Del comitato fanno parte, il parroco del Sacro Cuore di Gesù in Lecce (nella cui chiesa riposano le spoglie della Venerabile) don Michele Marino, mons. Mauro Carlino, don Michele Giannone, Papas Nik Pace, il prossimo diacono Pierpaolo Signore, Roberto Cavallo, Francesco Andriani, Lilia Cervo, Fulvio D’Agostino, Maria Rosaria Manzo, Pina Capozzi, Antonella Cappilli, Andrea Milelli, Marinella Pellegrino, Paola Maggiore e Amelia De Giorgi.

‘Fama di santità’: questa l’espressione che rimbalzava tra coloro che, tanto numerosi, seguivano il feretro di Luigia Mazzotta.

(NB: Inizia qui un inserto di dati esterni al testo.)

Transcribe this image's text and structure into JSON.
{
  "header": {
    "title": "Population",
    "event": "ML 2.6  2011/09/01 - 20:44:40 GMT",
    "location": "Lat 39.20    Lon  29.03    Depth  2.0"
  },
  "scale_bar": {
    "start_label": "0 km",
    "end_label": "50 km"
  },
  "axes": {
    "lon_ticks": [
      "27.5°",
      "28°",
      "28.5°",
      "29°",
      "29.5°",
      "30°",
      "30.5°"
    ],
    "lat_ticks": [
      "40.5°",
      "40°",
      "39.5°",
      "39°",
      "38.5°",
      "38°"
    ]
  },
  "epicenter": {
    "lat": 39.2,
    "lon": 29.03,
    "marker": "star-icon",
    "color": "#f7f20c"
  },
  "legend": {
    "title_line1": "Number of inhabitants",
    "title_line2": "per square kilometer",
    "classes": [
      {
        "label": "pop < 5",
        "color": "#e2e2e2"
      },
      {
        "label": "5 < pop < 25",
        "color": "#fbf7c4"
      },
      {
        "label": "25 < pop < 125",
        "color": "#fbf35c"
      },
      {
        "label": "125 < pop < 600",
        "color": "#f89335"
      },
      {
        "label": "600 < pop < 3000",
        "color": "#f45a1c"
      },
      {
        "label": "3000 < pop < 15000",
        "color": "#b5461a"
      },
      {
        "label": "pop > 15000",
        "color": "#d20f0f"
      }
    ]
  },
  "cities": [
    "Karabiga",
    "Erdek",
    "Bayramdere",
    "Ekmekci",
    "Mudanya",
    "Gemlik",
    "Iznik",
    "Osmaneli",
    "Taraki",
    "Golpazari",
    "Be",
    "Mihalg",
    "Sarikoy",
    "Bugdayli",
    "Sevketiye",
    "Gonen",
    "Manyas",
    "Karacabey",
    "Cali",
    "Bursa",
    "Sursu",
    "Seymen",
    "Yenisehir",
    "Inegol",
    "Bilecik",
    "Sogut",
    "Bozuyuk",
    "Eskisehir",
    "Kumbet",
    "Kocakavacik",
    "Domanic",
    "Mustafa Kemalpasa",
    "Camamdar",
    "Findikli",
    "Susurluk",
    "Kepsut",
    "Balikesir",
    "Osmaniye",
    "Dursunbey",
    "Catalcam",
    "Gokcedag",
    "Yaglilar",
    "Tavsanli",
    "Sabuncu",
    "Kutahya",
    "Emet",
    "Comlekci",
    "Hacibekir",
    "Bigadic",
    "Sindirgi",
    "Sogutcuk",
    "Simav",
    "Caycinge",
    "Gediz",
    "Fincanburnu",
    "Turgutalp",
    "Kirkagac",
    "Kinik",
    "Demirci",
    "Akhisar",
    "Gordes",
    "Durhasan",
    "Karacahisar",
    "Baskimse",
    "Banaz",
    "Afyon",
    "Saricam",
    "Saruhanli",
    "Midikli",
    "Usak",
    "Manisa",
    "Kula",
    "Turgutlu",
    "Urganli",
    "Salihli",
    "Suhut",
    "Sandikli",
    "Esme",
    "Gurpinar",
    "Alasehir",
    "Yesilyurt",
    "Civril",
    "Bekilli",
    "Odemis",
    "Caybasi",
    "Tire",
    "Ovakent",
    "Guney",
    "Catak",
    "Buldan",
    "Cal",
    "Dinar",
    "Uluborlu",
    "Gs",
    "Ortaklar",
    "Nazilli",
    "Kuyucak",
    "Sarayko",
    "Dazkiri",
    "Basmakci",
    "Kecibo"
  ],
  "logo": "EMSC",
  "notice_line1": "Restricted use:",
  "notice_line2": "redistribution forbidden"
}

É il 21 maggio 1922 e muore a Lecce la giovane ventiduenne che aveva vissuto in pieno anonimato ma aveva attirato a sé visitatori d’ogni ceto.

I suoi funerali furono un’apoteosi, come registrano le cronache dell’epoca, e pur essendo vissuta in un periodo storico in cui non era usuale che diventasse santa una laica comune, la fama di santità che l’aveva circondata in vita si estese e rafforzò dopo la sua morte, con la manifestazione di innumerevoli grazie.

“La parola santità è oggi enigmatica: in parte dipende dalla crisi di modelli che caratterizza la nostra cultura”, ha scritto Navarro Valls.

Nel secolo XX, dopo il Concilio Vaticano II, si è chiarito il ruolo del cristiano comune nella Chiesa: si tratta della coscienza della chiamata alla pienezza della vita cristiana nelle e attraverso tutte le circostanze della vita.

Alcuni documenti del Concilio  accolgono questo sviluppo della teologia del laicato: “tutti i fedeli d’ogni stato e condizione sono chiamati dal Signore, ognuno per la sua via, a una santità” (Lumen Gentium, 11), che è quella di vivere avendo Cristo come esempio (Cfr. Gaudete et Exsultate, 118), come modello di testimoni credibili e imitabili.

La giovane Luigia, conosciuta per le sue sofferenze che la portarono alla morte precoce, è emblema di virtù come la purezza, il sacrificio e la fede assoluta nell’accogliere il suo martirio: non si è trattato di rassegnazione ma di sublimazione del dolore nella sua gioiosa accettazione.

Questa forma di eroismo, la cui validità si riconosce normalmente solo nella letteratura, rappresenta un modello oggi forse di difficile penetrazione ma di prezioso valore sul senso della vita.